Anche Aristotele si propone nella prospettiva dell'uso pedagogico-clinico
della musica, quando afferma che la persona "è in primo luogo
composta di anima e di corpo, e di questi la prima per natura
comanda, l'altra è comandata"; da ciò delibera che "la musica
può esercitare con qualche influsso sul carattere dell'anima".
Riferendoci ancora alla musica sappiamo che nel Medioevo e
nel Rinascimento si continuò a sperimentare gli effetti dei
suoi influssi sulla persona. Nei secoli XVII e XVIII la musica
fu ampiamente utilizzata per lenire i disagi nelle malattie
nervose. Dal XIX secolo le ricerche sistematiche intorno agli
effetti psicologici e fisiologici della musica hanno dato
conferma della sua validità in pedagogia clinica, là dove
è stata sperimentata su soggetti in difficoltà inseriti nei
vari istituti di recupero. Se ritroviamo quindi la musicopedagogia
a partire da un lontano passato in cui aveva già ampio riconoscimento
per gli effetti positivi sull'uomo, essa non può mancare fra
le tecniche e metodologie della pedagogia clinica. Le tecniche
psicomusicali che i nostri specialisti argentini e italiani,
formatori dei Pedagogisti Clinici, utilizzano, sono considerate
infatti un mezzo per far vibrare la gamma delle emozioni e
sentimenti, inducendo nella persona nuove esperienze.
Tecniche che influiscono sui processi di identificazione,
di proiezione, sulle modalità personali, che risvegliano simboli
dell'inconscio personale e assoluto e che possono dar vita
a dialoghi interni e a sentimenti di partecipazione comune.

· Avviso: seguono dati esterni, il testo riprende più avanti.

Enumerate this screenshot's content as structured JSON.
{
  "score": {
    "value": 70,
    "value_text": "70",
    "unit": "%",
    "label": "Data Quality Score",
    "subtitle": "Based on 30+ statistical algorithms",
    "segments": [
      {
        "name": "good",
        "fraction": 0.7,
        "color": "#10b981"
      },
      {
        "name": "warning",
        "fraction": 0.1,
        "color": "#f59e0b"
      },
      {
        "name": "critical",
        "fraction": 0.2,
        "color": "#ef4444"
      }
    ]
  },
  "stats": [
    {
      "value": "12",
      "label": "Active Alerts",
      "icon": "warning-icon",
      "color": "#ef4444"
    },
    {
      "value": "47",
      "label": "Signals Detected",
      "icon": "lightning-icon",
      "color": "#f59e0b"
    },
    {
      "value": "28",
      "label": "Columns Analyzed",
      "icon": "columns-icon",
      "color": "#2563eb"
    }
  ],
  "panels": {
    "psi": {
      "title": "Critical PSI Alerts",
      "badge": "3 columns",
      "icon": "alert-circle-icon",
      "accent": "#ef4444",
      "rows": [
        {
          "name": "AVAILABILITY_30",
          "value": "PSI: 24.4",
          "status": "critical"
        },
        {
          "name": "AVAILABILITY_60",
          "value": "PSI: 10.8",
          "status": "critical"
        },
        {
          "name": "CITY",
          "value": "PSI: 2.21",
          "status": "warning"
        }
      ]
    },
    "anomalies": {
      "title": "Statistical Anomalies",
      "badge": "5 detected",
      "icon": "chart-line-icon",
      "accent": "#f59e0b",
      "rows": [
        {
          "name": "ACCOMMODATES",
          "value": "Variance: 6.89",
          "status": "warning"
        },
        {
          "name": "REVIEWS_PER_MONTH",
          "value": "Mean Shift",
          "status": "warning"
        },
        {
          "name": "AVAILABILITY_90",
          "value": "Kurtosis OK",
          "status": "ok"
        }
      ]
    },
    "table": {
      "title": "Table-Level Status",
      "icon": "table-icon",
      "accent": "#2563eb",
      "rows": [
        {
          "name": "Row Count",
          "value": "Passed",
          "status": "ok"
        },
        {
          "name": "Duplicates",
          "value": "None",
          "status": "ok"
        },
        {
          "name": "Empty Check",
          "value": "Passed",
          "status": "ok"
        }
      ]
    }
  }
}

Tecniche che vengono adoperate per esplorare il mondo delle
emozioni, dei desideri, dei fantasmi e che inducono abreazioni,
superamento di difficoltà, modifica di comportamenti. Questo
tracciato epistemologico sulla musicopedagogia non mi fa tuttavia
trascurare l'evoluzione scientifica della ginnastica che,
certo, non si è fermata a Gerolamo Mercuriale e al Medioevo.
Molti si sono succeduti nell'approfondimento teorico e pratico
di questa disciplina, da cui oggi, con Jean Le Boulch, un
altro docente del nostro Istituto, è scaturito un utilizzo
pedagogico-clinico della psicomotricità.